How to Buy Insurance On Your Stock Positions

Member questions frequently drive S.A.F.E. Insights and this week's is no different. With the market at all-time highs, but the underlying economy still in question, many people are wondering if they can protect their positions that have in many cases restored their wealth. The answer is yes, you can insure your positions and it is not that difficult.

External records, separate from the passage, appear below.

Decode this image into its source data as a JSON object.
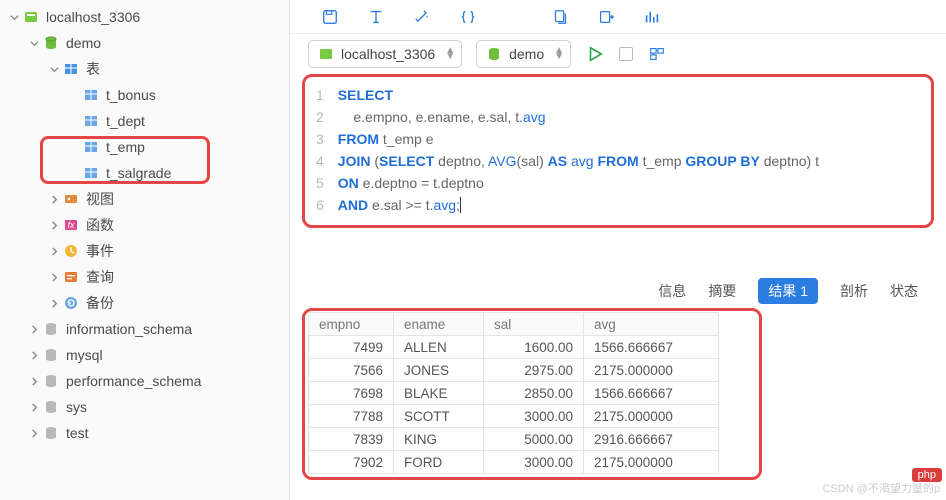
{
  "connection": {
    "name": "localhost_3306"
  },
  "db": {
    "name": "demo"
  },
  "tree": {
    "tables_label": "表",
    "tables": [
      "t_bonus",
      "t_dept",
      "t_emp",
      "t_salgrade"
    ],
    "views": "视图",
    "functions": "函数",
    "events": "事件",
    "queries": "查询",
    "backups": "备份",
    "schemas": [
      "information_schema",
      "mysql",
      "performance_schema",
      "sys",
      "test"
    ]
  },
  "selectors": {
    "conn": "localhost_3306",
    "db": "demo"
  },
  "tabs": {
    "info": "信息",
    "summary": "摘要",
    "result": "结果 1",
    "analyze": "剖析",
    "status": "状态"
  },
  "sql": {
    "l1a": "SELECT",
    "l2a": "    e.empno, e.ename, e.sal, t.",
    "l2b": "avg",
    "l3a": "FROM",
    "l3b": " t_emp e",
    "l4a": "JOIN",
    "l4b": " (",
    "l4c": "SELECT",
    "l4d": " deptno, ",
    "l4e": "AVG",
    "l4f": "(sal) ",
    "l4g": "AS",
    "l4h": " ",
    "l4i": "avg",
    "l4j": " ",
    "l4k": "FROM",
    "l4l": " t_emp ",
    "l4m": "GROUP BY",
    "l4n": " deptno) t",
    "l5a": "ON",
    "l5b": " e.deptno = t.deptno",
    "l6a": "AND",
    "l6b": " e.sal >= t.",
    "l6c": "avg",
    "l6d": ";"
  },
  "cols": {
    "empno": "empno",
    "ename": "ename",
    "sal": "sal",
    "avg": "avg"
  },
  "rows": [
    {
      "empno": "7499",
      "ename": "ALLEN",
      "sal": "1600.00",
      "avg": "1566.666667"
    },
    {
      "empno": "7566",
      "ename": "JONES",
      "sal": "2975.00",
      "avg": "2175.000000"
    },
    {
      "empno": "7698",
      "ename": "BLAKE",
      "sal": "2850.00",
      "avg": "1566.666667"
    },
    {
      "empno": "7788",
      "ename": "SCOTT",
      "sal": "3000.00",
      "avg": "2175.000000"
    },
    {
      "empno": "7839",
      "ename": "KING",
      "sal": "5000.00",
      "avg": "2916.666667"
    },
    {
      "empno": "7902",
      "ename": "FORD",
      "sal": "3000.00",
      "avg": "2175.000000"
    }
  ],
  "watermark": "CSDN @不渴望力量的p",
  "badge": "php"
}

The free-markets have existed for many centuries and over that expansive history, investors, bankers & brokers have devised an endless stream of investment possibilities. From the earliest days under the Buttonwood Tree (that's a tree in New York where the Exchange started) investors buying public stocks looked for ways to guarantee their stocks future price, even if the future price dropped. Agricultural people have been doing this for a very long time. Farmers can lock in prices on their crops long before they harvest them and sell them by using the futures market. Well stock investors can do the same thing.

Let's think about the nature of insurance. You cover your life's various risks by buying an insurance contract in which you pay a premium to someone who guarantees you that in the future, if things go against you, a flood, a tornado, an earthquake, etc., that insurer will make you whole and restore your value to the current level. In most instances, the seller of the insurance (or writer) doesn't have to pay. If I buy earthquake insurance and there's no earthquake, the writer of the insurance keeps my premium; but if an earthquake hits, the writer of my insurance is required to pay me whatever value the contract calls for. Virtually all of us have insurance of one sort or another; auto, health, life disability, etc., but most professional investors have insurance on their stocks when things look volatile.

So let's translate that to stocks. For example, I own ABC Stock that presently is priced at $50.00 per share. I'm quite nervous about that price because it's only recently that it came back from its' low price of $25.00 and now that I'm whole, I don't want to lose it again. But, I don't want to sell it because I think it can go higher. This is where insurance comes in. The United States has the most developed and liquid markets in the whole world. One of the many advantages of that is that our markets offer very liquid insurance in the form of a "put." A "put" is a contract between you (the buyer) and the writer (seller) of the put. You want your $50.00 price assured but you think it could go higher. In such a liquid market as ours, there are always different opinions, so you find a person who thinks the $50.00 stock may go down. Because they think it will go down, they are willing to risk a price drop from $50.00. So you buy from this person a put contract that says you can "put" or sell your stock to that person for $50.00 at some point in the future. So you can now rest easy knowing that you've bought insurance on that stock; that if it drops to say $45.00 you can still put it to this person at $50.00. If the stock goes up, you keep your gains because you still own the stock. Pretty neat huh.

There is a downside though, while there is absolutely NO stock risk to buying a put like this, you do risk in a sense, 100% of your premium. It's like auto insurance, if you never have a crash you've "wasted" the premium. Same here, if the stock doesn't drop, you've "wasted" the cost of the put. Puts can be bought in various time segments, there are three, six, and even 12 month or longer contracts. The thing you have to understand is that the cost of these options is fairly priced generally speaking because there are lots and lots of options buyers & sellers and the market is relatively efficient. So you're not getting a "free lunch" here, but you are protecting your value.

When you become comfortable with buying puts, there is always the other side, selling calls. We'll write about how that can increase your income another time.